The Unbearable Lightness of Being follows the lives of two men and two women in Czechoslovakia while it was occupied by the Soviet Union after World War II. Tomas, a womanizing surgeon; Tereza, photographer and Tomas’ young wife; Franz, a professor with an unhappy marriage; and Sabina, Tomas’–and then Franz’s–mistress. Kundera takes the reader deep into the psyche of these four characters, philosophically and poetically deconstructing their thoughts, and in turn, their actions. As a result, each of the characters have an incredible level of uniqueness. Carefully conveyed through retelling of their previous experiences and inner thoughts, their beliefs, desires, and fears are all laid bare for the reader to see.
But to what ends?
The crux of the novel is reflected in its title: ‘lightness.’ In the early pages of the book, Kundera relates Nietzsche’s idea of eternal return and eternal return as “the heaviest of burdens;” in other words ‘weight.’ Kundera but then conjectures that ‘weight,’ despite the negative connotation, makes something real and significant, while ‘lightness,’ can simultaneously mean freedom and insignificance. So given this ambiguity, which is the better?

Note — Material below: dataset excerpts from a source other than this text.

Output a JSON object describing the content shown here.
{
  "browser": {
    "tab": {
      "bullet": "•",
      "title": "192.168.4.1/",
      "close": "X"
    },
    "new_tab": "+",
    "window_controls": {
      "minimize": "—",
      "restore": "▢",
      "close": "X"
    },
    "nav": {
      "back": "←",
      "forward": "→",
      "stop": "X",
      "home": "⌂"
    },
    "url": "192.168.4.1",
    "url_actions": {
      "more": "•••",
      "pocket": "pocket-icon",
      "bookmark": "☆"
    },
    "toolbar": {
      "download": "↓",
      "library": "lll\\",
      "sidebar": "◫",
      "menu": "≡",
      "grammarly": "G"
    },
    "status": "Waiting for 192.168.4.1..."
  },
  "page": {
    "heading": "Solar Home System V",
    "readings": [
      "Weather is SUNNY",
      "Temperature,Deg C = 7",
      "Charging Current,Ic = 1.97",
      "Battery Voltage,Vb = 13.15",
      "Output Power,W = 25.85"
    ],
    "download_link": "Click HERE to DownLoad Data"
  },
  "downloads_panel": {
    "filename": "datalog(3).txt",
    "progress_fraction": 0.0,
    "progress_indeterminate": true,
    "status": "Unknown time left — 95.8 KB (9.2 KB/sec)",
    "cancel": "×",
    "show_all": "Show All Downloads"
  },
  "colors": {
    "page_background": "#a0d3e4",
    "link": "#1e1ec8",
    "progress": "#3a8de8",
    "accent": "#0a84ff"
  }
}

Kundera explores this quandary with the four characters, primarily using the subjects of love (and infidelity) and weakness (and strength). Tomas seems to be the character that embodies the question at hand: his modus operandi revolves around the German saying ‘Einmal ist keinmal,’ which he interprets as “What happened but once … might as well not have happened at all. If we have only one life to live, we might as well not have lived at all.” The ‘lightness’ of Tomas’ life–its transience and insignificance–is unbearable. He battles this ideology by dedicating all his energy to his work and sexually conquering as many women as he can manage. When he falls in love with Tereza and eventually marries her out of sympathy, he feels nothing but burden from her as she exists as both a physical and emotional barrier to his sexual habits. Tomas does not see his infidelity as a problem, as he believes sex can exist without love, and as far as he is concerned, he still loves Tereza. She, however, does not share his beliefs, but despite being aware of his infidelity holds an unwavering love for Tomas, which only adds to the weight in his conscience. As the novel progresses and Tomas’ and Tereza’s relationship develops, Tomas is able to make peace with his previous way of life, and is able to cast aside his old habits. Tereza, Sabina, and Franz all serve as additional points and counterpoints to the thematic question at hand, but ultimately it is Tomas who serves as Kundera’s voice on the matter.
These interesting philosophical musings are conveyed through some of the most beautiful and engaging writing (and/or beautiful translation) I’ve read. Despite the narrative point of view and time jumping frequently, the overarching message is delivered in a clear, deliberately linear fashion. The characters are fleshed out beautifully as well. Using brisk yet complete streams of consciousness, Kundera somehow manages to incorporates only details that are relevant to answering the question at hand, while making the characters feel whole and real.
And as these lifelike characters struggle and muse through their fictional lives, you can’t help but take a step back and muse yourself. About the weight of the decisions in your life and life in general; about potential futility of it all and how amazing and interesting it is regardless.